Sprit-Misere: Jammern auf hohem Niveau

Die Spirituosenkonzerne leiden unter der Kaufzurückhaltung bei hochpreisigen Marken. Diageo & Co kürzen Kosten. Das Selbstmitleid wird von den Zahlen allerdings nur bedingt gedeckt.

In den vergangenen Jahren investierten große Importeure wie Suntory, Diageo, PernodRicard, Brown-Forman, Campari und Bacardi stark in Außendienste für Premium-Marken. Auch Jägermeister stellte eine Boutique-Mannschaft auf. Diageo leistet sich sogar eine eigene Truppe für Hochpreisiges – eine Ausnahme, nachdem der Außendienst zuvor ausgelagert wurde. Neben klassischen Spirituosen bieten alle inzwischen Ready-To-Drink-Produkte (RTD) an – selbst kleinere Anbieter wie Dr. Jaglas. Der Wettbewerb um Marktanteile verschärft sich im rückläufigen Markt.

Konsumflaute bis Ostern

Zu Jahresbeginn trübten erneut schwache Zahlen die Stimmung. 2024 war bereits ein Minusjahr (siehe Kasten zu den Zahlen des Bundesverband der Spirituosenindustrie, BSI, unten). Viele Konsumenten starteten alkoholfrei ins Jahr, auch der Februar war enthaltsam. Erst seit Ostern zeigt sich Besserung.

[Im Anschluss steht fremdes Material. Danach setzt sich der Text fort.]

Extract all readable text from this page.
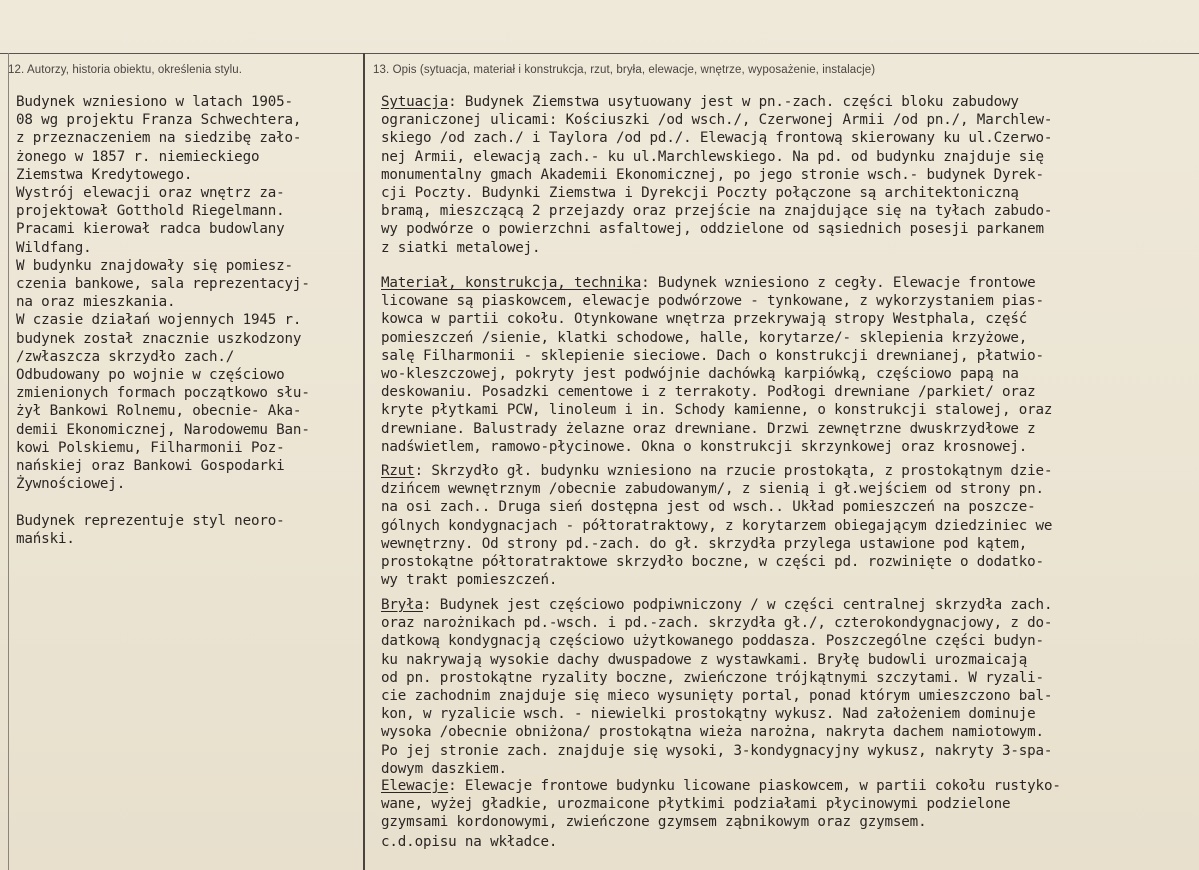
12. Autorzy, historia obiektu, określenia stylu.	13. Opis (sytuacja, materiał i konstrukcja, rzut, bryła, elewacje, wnętrze, wyposażenie, instalacje)
Budynek wzniesiono w latach 1905-
08 wg projektu Franza Schwechtera,
z przeznaczeniem na siedzibę zało-
żonego w 1857 r. niemieckiego
Ziemstwa Kredytowego.
Wystrój elewacji oraz wnętrz za-
projektował Gotthold Riegelmann.
Pracami kierował radca budowlany
Wildfang.
W budynku znajdowały się pomiesz-
czenia bankowe, sala reprezentacyj-
na oraz mieszkania.
W czasie działań wojennych 1945 r.
budynek został znacznie uszkodzony
/zwłaszcza skrzydło zach./
Odbudowany po wojnie w częściowo
zmienionych formach początkowo słu-
żył Bankowi Rolnemu, obecnie- Aka-
demii Ekonomicznej, Narodowemu Ban-
kowi Polskiemu, Filharmonii Poz-
nańskiej oraz Bankowi Gospodarki
Żywnościowej.
Budynek reprezentuje styl neoro-
mański.
Sytuacja: Budynek Ziemstwa usytuowany jest w pn.-zach. części bloku zabudowy
ograniczonej ulicami: Kościuszki /od wsch./, Czerwonej Armii /od pn./, Marchlew-
skiego /od zach./ i Taylora /od pd./. Elewacją frontową skierowany ku ul.Czerwo-
nej Armii, elewacją zach.- ku ul.Marchlewskiego. Na pd. od budynku znajduje się
monumentalny gmach Akademii Ekonomicznej, po jego stronie wsch.- budynek Dyrek-
cji Poczty. Budynki Ziemstwa i Dyrekcji Poczty połączone są architektoniczną
bramą, mieszczącą 2 przejazdy oraz przejście na znajdujące się na tyłach zabudo-
wy podwórze o powierzchni asfaltowej, oddzielone od sąsiednich posesji parkanem
z siatki metalowej.
Materiał, konstrukcja, technika: Budynek wzniesiono z cegły. Elewacje frontowe
licowane są piaskowcem, elewacje podwórzowe - tynkowane, z wykorzystaniem pias-
kowca w partii cokołu. Otynkowane wnętrza przekrywają stropy Westphala, część
pomieszczeń /sienie, klatki schodowe, halle, korytarze/- sklepienia krzyżowe,
salę Filharmonii - sklepienie sieciowe. Dach o konstrukcji drewnianej, płatwio-
wo-kleszczowej, pokryty jest podwójnie dachówką karpiówką, częściowo papą na
deskowaniu. Posadzki cementowe i z terrakoty. Podłogi drewniane /parkiet/ oraz
kryte płytkami PCW, linoleum i in. Schody kamienne, o konstrukcji stalowej, oraz
drewniane. Balustrady żelazne oraz drewniane. Drzwi zewnętrzne dwuskrzydłowe z
nadświetlem, ramowo-płycinowe. Okna o konstrukcji skrzynkowej oraz krosnowej.
Rzut: Skrzydło gł. budynku wzniesiono na rzucie prostokąta, z prostokątnym dzie-
dzińcem wewnętrznym /obecnie zabudowanym/, z sienią i gł.wejściem od strony pn.
na osi zach.. Druga sień dostępna jest od wsch.. Układ pomieszczeń na poszcze-
gólnych kondygnacjach - półtoratraktowy, z korytarzem obiegającym dziedziniec we
wewnętrzny. Od strony pd.-zach. do gł. skrzydła przylega ustawione pod kątem,
prostokątne półtoratraktowe skrzydło boczne, w części pd. rozwinięte o dodatko-
wy trakt pomieszczeń.
Bryła: Budynek jest częściowo podpiwniczony / w części centralnej skrzydła zach.
oraz narożnikach pd.-wsch. i pd.-zach. skrzydła gł./, czterokondygnacjowy, z do-
datkową kondygnacją częściowo użytkowanego poddasza. Poszczególne części budyn-
ku nakrywają wysokie dachy dwuspadowe z wystawkami. Bryłę budowli urozmaicają
od pn. prostokątne ryzality boczne, zwieńczone trójkątnymi szczytami. W ryzali-
cie zachodnim znajduje się mieco wysunięty portal, ponad którym umieszczono bal-
kon, w ryzalicie wsch. - niewielki prostokątny wykusz. Nad założeniem dominuje
wysoka /obecnie obniżona/ prostokątna wieża narożna, nakryta dachem namiotowym.
Po jej stronie zach. znajduje się wysoki, 3-kondygnacyjny wykusz, nakryty 3-spa-
dowym daszkiem.
Elewacje: Elewacje frontowe budynku licowane piaskowcem, w partii cokołu rustyko-
wane, wyżej gładkie, urozmaicone płytkimi podziałami płycinowymi podzielone
gzymsami kordonowymi, zwieńczone gzymsem ząbnikowym oraz gzymsem.
c.d.opisu na wkładce.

Trotz Kostensenkungen wird weiter investiert. Die Erwartungen sind hoch, auch wenn 2024 fast alle im Minus lagen. Einige versuchen sich 2025 mit Mix-Konzepten vom Markt abzukoppeln – belastbare Zahlen fehlen noch. Doch so schlecht, wie die Stimmung ist, laufen die Geschäfte wohl nicht: Diageo Deutschland etwa blieb 2023/2024 mit rund 950 Mio Euro Bruttoumsatz unter den Erwartungen (1,1 Mrd Euro). Brown-Forman steigerte den Umsatz, verdiente aber weniger. Die Zahlen sind gemischt. Ein Grund für die schlechte Stimmung ist das nicht.

Neuer Lobby-Verband gegründet

Gemeinsam gründeten die Großen einen neuen Lobbyverband: die Cocktail.Kultur.Gesellschaft – für eine laut Eigenwerbung „lebendige und kreative Cocktailkultur in Deutschland“. Diageo, Bacardi und Brown-Forman traten dafür aus dem BSI aus. Campari und Suntory blieben und sind im Präsidium vertreten. Unterstützer wie Underberg oder KammerKirsch zahlen nicht, zeigen aber Präsenz – etwa beim parlamentarischen Abend in Berlin. Andere Firmen setzen weiter auf den BSI und die europäische Organisation.

Laut Lobbyregister investierte Diageo am meisten in die Cocktail.Kultur (160-170.000 Euro), gefolgt von Brown-Forman (140-150.000 Euro), Pernod Ricard (120-130.000 Euro), Suntory und Bacardi (je 100-110.000 Euro).